Binary exponentiation of matrix - complexity

Question

I want to calculate complexity for binary exponentiation of matrix of size $k$. Let's say that I'm using the simplest approach to multiply matrices (so with three for loops). The complexity of this operation would be $O(n^3)$. Now, the powering of matrix. Pseudo code (n is the power, A matrix):

power(n, A)
 if n == 0
  return 1
 else
   res = power(n/2, A)
   if n%2 == 0
     return res * res
   else 
     return res * res * A

If I write the equation: $$T(n)=T(n/2) + O(k^3)$$ where $T(n)$ is the complexity, is it correct to think of cost to be $O(k^3)$? Then we sum $$\sum_{i=0}^{\log_2n}O(k^3) = O(k^3\log_2n)$$ and for us $k=27$ is constant.
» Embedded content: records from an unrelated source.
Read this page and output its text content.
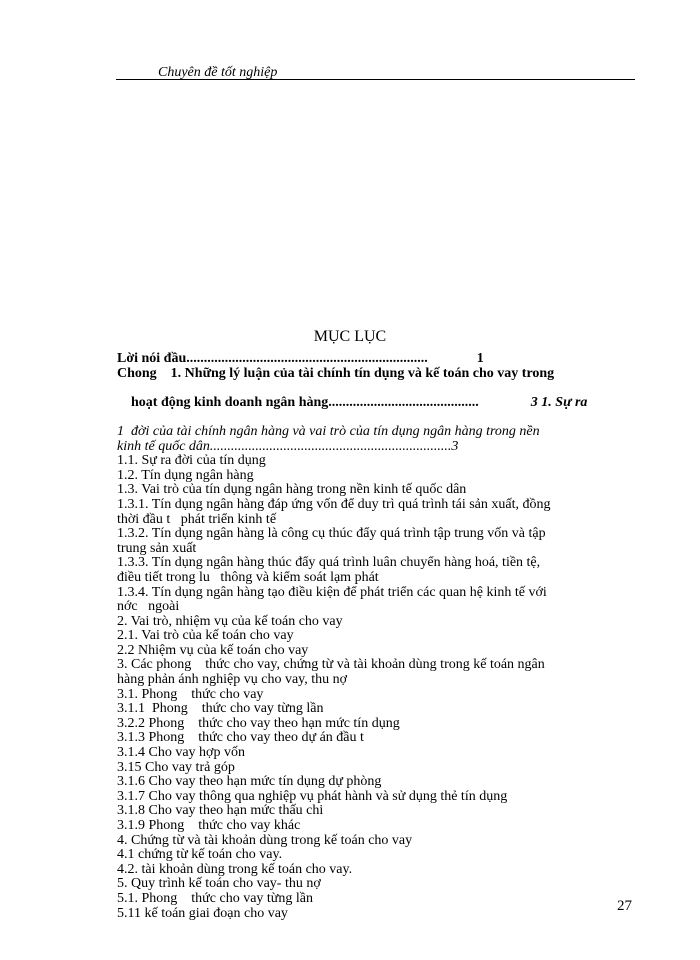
Chuyên đề tốt nghiệp
MỤC LỤC
Lời nói đầu.....................................................................              1
Chong    1. Những lý luận của tài chính tín dụng và kế toán cho vay trong

hoạt động kinh doanh ngân hàng...........................................	3 1. Sự ra

1  đời của tài chính ngân hàng và vai trò của tín dụng ngân hàng trong nền
kinh tế quốc dân.....................................................................3
1.1. Sự ra đời của tín dụng
1.2. Tín dụng ngân hàng
1.3. Vai trò của tín dụng ngân hàng trong nền kinh tế quốc dân
1.3.1. Tín dụng ngân hàng đáp ứng vốn để duy trì quá trình tái sản xuất, đồng
thời đầu t   phát triển kinh tế
1.3.2. Tín dụng ngân hàng là công cụ thúc đẩy quá trình tập trung vốn và tập
trung sản xuất
1.3.3. Tín dụng ngân hàng thúc đẩy quá trình luân chuyển hàng hoá, tiền tệ,
điều tiết trong lu   thông và kiểm soát lạm phát
1.3.4. Tín dụng ngân hàng tạo điều kiện để phát triển các quan hệ kinh tế với
nớc   ngoài
2. Vai trò, nhiệm vụ của kế toán cho vay
2.1. Vai trò của kế toán cho vay
2.2 Nhiệm vụ của kế toán cho vay
3. Các phong    thức cho vay, chứng từ và tài khoản dùng trong kế toán ngân
hàng phản ánh nghiệp vụ cho vay, thu nợ
3.1. Phong    thức cho vay
3.1.1  Phong    thức cho vay từng lần
3.2.2 Phong    thức cho vay theo hạn mức tín dụng
3.1.3 Phong    thức cho vay theo dự án đầu t
3.1.4 Cho vay hợp vốn
3.15 Cho vay trả góp
3.1.6 Cho vay theo hạn mức tín dụng dự phòng
3.1.7 Cho vay thông qua nghiệp vụ phát hành và sử dụng thẻ tín dụng
3.1.8 Cho vay theo hạn mức thấu chi
3.1.9 Phong    thức cho vay khác
4. Chứng từ và tài khoản dùng trong kế toán cho vay
4.1 chứng từ kế toán cho vay.
4.2. tài khoản dùng trong kế toán cho vay.
5. Quy trình kế toán cho vay- thu nợ
5.1. Phong    thức cho vay từng lần
5.11 kế toán giai đoạn cho vay	27
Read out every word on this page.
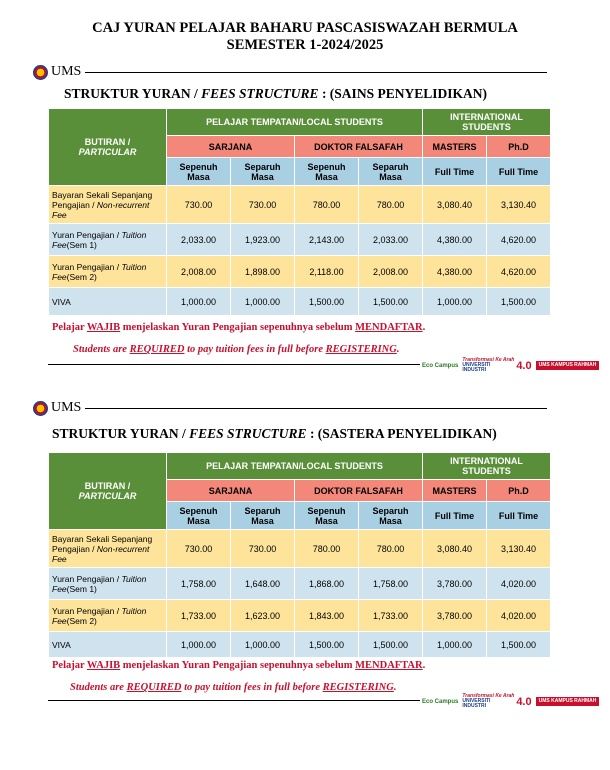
CAJ YURAN PELAJAR BAHARU PASCASISWAZAH BERMULA
SEMESTER 1-2024/2025
UMS
STRUKTUR YURAN / FEES STRUCTURE : (SAINS PENYELIDIKAN)
BUTIRAN /
PARTICULAR	PELAJAR TEMPATAN/LOCAL STUDENTS				INTERNATIONAL STUDENTS	
	SARJANA		DOKTOR FALSAFAH		MASTERS	Ph.D
	Sepenuh Masa	Separuh Masa	Sepenuh Masa	Separuh Masa	Full Time	Full Time
Bayaran Sekali Sepanjang Pengajian / Non-recurrent Fee	730.00	730.00	780.00	780.00	3,080.40	3,130.40
Yuran Pengajian / Tuition Fee(Sem 1)	2,033.00	1,923.00	2,143.00	2,033.00	4,380.00	4,620.00
Yuran Pengajian / Tuition Fee(Sem 2)	2,008.00	1,898.00	2,118.00	2,008.00	4,380.00	4,620.00
VIVA	1,000.00	1,000.00	1,500.00	1,500.00	1,000.00	1,500.00
Pelajar WAJIB menjelaskan Yuran Pengajian sepenuhnya sebelum MENDAFTAR.
Students are REQUIRED to pay tuition fees in full before REGISTERING.
Eco Campus
Transformasi Ke Arah
UNIVERSITI
INDUSTRI	4.0	UMS KAMPUS RAHMAH
UMS
STRUKTUR YURAN / FEES STRUCTURE : (SASTERA PENYELIDIKAN)
BUTIRAN /
PARTICULAR	PELAJAR TEMPATAN/LOCAL STUDENTS				INTERNATIONAL STUDENTS	
	SARJANA		DOKTOR FALSAFAH		MASTERS	Ph.D
	Sepenuh Masa	Separuh Masa	Sepenuh Masa	Separuh Masa	Full Time	Full Time
Bayaran Sekali Sepanjang Pengajian / Non-recurrent Fee	730.00	730.00	780.00	780.00	3,080.40	3,130.40
Yuran Pengajian / Tuition Fee(Sem 1)	1,758.00	1,648.00	1,868.00	1,758.00	3,780.00	4,020.00
Yuran Pengajian / Tuition Fee(Sem 2)	1,733.00	1,623.00	1,843.00	1,733.00	3,780.00	4,020.00
VIVA	1,000.00	1,000.00	1,500.00	1,500.00	1,000.00	1,500.00
Pelajar WAJIB menjelaskan Yuran Pengajian sepenuhnya sebelum MENDAFTAR.
Students are REQUIRED to pay tuition fees in full before REGISTERING.
Eco Campus
Transformasi Ke Arah
UNIVERSITI
INDUSTRI	4.0	UMS KAMPUS RAHMAH
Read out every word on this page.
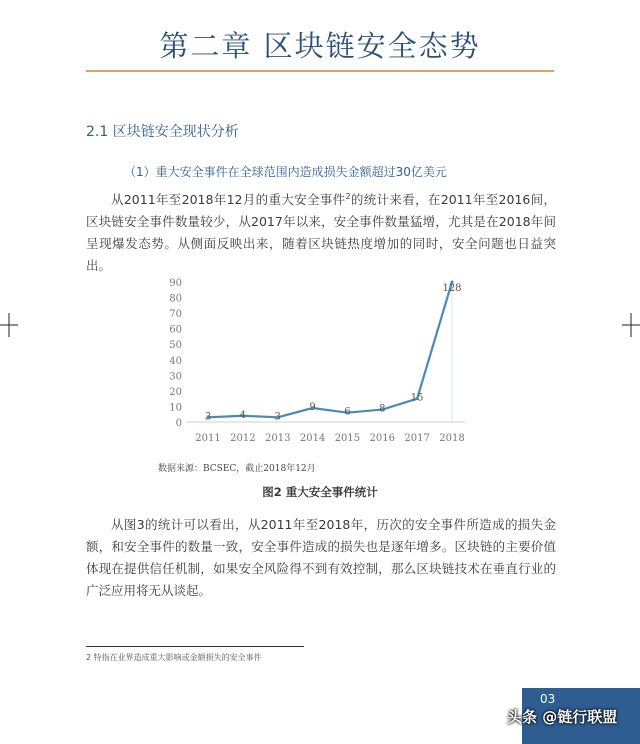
第二章 区块链安全态势
2.1 区块链安全现状分析
（1）重大安全事件在全球范围内造成损失金额超过30亿美元

从2011年至2018年12月的重大安全事件$^2$的统计来看，在2011年至2016间，区块链安全事件数量较少，从2017年以来，安全事件数量猛增，尤其是在2018年间呈现爆发态势。从侧面反映出来，随着区块链热度增加的同时，安全问题也日益突出。

0
10
20
30
40
50
60
70
80
90
2011 2012 2013 2014 2015 2016 2017 2018
3	4	3
9	6	8
15
128
数据来源：BCSEC，截止2018年12月
图2 重大安全事件统计

从图3的统计可以看出，从2011年至2018年，历次的安全事件所造成的损失金额，和安全事件的数量一致，安全事件造成的损失也是逐年增多。区块链的主要价值体现在提供信任机制，如果安全风险得不到有效控制，那么区块链技术在垂直行业的广泛应用将无从谈起。

2 特指在业界造成重大影响或金额损失的安全事件
03
头条 @链行联盟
Hence $T(n)=O(\log_2n)$

Answer 1

The solution of the recurrence $$ T(n) = T(\lfloor n/2 \rfloor) + O(1) $$ (this is the correct form of your recurrence) is $T(n) = O(\log n)$. If you want to be more accurate, the solution of the recurrence $$ T(n) = T(\lfloor n/2 \rfloor) + C $$ is (for $n \geq 1$) $$ T(n) = C\lfloor \log_2 n \rfloor + T(1). $$ In your case $C$ is not really constant, but rather depends on the parity of $n$. Accordingly, we can consider the recurrence $$ T(n) = T(\lfloor n/2 \rfloor) + C_{n \bmod 2}, $$ whose solution is $$ T(n) = C_1 \#_1(\mathrm{bin}(n)) + C_0 \#_0(\mathrm{bin}(n)) + T(0); $$ here $\mathrm{bin}(n)$ is the binary representation of $n$, and $\#_0,\#_1$ is the number of $0$-s and $1$-s, respectively.